De goederenrechtelijke zachte variant
Tot de nalatenschap van de man behoort de helft van het aanmerkelijkbelangpakket. De andere helft komt toe aan de vrouw. Het kind erft de helft van de man. Nu is de aanmerkelijkbelangafrekening bij de man beperkt tot de helft van het pakket. Deze afrekening kan overigens niet worden voorkomen door bij de verdeling van de huwelijksgemeenschap alle aandelen toe te delen aan de langstlevende, (mede) omdat art. 4.17 Wet IB 2001 niet werkt bij een door overlijden ontbonden huwelijksgemeenschap.
Het gaat hier (uiteraard) om uitstel van afrekening en niet om afstel. Maar uitstel is ook een vorm van belastingbesparing en zorgt voor een afname van de onmiddellijke liquiditeitsbehoefte bij de erfgenamen.
Het lijkt ons overigens aan te bevelen om de goederenrechtelijke variant bij voorkeur alleen te laten werken bij het overlijden van degene die de aandelen onder een dergelijke clausule heeft verkregen. Als deze ook bij het overlijden van zijn echtgenoot werkt, wordt de afrekening over de helft van het pakket aanmerkelijkbelangaandelen juist naar voren gehaald.
3. Slot
Mede door wetsvoorstel 33987 komt de uitsluitingsclausule weer in de belangstelling te staan, omdat onder het voorgestelde, nieuwe huwelijksvermogensrechtelijke basisregime verkrijgingen krachtens erfrecht en gift in de toekomst (wellicht) in beginsel buiten de huwelijksgemeenschap van de verkrijgers komen te vallen.
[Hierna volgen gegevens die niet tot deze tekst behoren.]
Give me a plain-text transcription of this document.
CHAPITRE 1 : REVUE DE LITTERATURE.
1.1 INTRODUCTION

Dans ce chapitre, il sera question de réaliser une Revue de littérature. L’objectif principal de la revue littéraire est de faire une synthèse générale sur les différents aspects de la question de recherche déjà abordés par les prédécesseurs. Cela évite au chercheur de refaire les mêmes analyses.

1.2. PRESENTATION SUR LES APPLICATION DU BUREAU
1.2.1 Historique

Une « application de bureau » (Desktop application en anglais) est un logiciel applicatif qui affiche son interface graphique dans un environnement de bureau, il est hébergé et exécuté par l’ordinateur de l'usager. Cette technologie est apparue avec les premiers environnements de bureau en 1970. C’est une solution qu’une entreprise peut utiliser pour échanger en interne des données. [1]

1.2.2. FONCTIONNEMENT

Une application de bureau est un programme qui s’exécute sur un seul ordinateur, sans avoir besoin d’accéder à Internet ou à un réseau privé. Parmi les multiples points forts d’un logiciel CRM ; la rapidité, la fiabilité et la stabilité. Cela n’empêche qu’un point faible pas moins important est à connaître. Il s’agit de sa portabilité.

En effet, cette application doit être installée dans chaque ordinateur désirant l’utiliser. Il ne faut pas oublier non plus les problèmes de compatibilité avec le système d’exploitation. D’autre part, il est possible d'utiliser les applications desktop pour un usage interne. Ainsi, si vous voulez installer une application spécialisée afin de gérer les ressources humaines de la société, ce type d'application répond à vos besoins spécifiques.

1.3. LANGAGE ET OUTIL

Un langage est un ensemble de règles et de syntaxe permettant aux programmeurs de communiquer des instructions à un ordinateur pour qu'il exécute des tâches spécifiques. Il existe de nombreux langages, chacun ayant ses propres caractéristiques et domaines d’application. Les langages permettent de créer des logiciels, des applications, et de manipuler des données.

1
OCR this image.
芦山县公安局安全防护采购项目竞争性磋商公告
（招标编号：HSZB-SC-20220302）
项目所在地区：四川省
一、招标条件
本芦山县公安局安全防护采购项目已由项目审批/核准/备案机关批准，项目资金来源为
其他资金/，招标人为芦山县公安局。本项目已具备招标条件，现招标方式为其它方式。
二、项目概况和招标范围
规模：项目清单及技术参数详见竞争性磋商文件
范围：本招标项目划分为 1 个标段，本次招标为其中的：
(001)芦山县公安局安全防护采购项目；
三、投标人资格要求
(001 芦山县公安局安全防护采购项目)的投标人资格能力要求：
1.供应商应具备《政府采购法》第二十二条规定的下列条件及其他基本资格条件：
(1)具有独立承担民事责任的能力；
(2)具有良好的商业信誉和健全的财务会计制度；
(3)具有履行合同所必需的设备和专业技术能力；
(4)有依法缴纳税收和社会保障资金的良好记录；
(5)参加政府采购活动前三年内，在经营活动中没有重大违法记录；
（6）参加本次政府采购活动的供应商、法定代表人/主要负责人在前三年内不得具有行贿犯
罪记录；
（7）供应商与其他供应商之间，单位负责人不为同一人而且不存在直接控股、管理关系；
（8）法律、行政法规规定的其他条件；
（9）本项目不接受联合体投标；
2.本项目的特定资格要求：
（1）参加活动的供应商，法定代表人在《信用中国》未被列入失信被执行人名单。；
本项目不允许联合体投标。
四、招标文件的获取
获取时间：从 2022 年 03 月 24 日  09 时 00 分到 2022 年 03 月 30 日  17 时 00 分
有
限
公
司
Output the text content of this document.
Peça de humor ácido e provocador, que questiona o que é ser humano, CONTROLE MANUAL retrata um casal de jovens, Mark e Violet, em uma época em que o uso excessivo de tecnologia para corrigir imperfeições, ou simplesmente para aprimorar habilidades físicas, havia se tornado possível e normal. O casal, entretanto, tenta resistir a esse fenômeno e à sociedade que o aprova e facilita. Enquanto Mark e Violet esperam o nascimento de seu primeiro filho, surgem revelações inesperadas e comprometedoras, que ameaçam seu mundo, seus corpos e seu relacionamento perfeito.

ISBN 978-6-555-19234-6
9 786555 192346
Voor aanmerkelijkbelangaandelen kan dit ingrijpende gevolgen hebben indien en voor zover de betrokken vennootschap over beleggingsvermogen beschikt.
De behoefte aan een voorwaardelijke, zachte uitsluitingsclausule neemt toe, maar dan wel in een goederenrechtelijke variant waarin de aandelen tot een huwelijksgemeenschap kunnen gaan behoren. Het is naar onze mening de hoogste tijd om de bestaande modelteksten hierop aan te passen en over te stappen naar de variant waarin een daadwerkelijke, goederenrechtelijke mutatie optreedt bij overlijden. Het bedoelde wetsvoorstel levert een extra argument op voor de toelaatbaarheid van deze variant, zou men dat al nodig achten, namelijk door de introductie van de insluitingsclausule met goederenrechtelijke werking. Wil men echter de kool en de geit sparen, dan voege men de goederenrechtelijke en verbintenisrechtelijke variant samen, door te bepalen dat verrekening van de waarde zal optreden indien een goederenrechtelijke mutatie niet mocht optreden.
Let daarbij uiteraard wel op het huwelijksvermogensregime van de verkrijger. Bij het ontbreken van een huwelijksgemeenschap of als de echtgenoten onder het voorgestelde, nieuwe basisregime bij huwelijkse voorwaarden niet hebben geregeld dat daartoe ook verkrijgingen krachtens erfrecht of gift kunnen behoren, zal een beoogde boedelmenging door de goederenrechtelijke variant niet werken.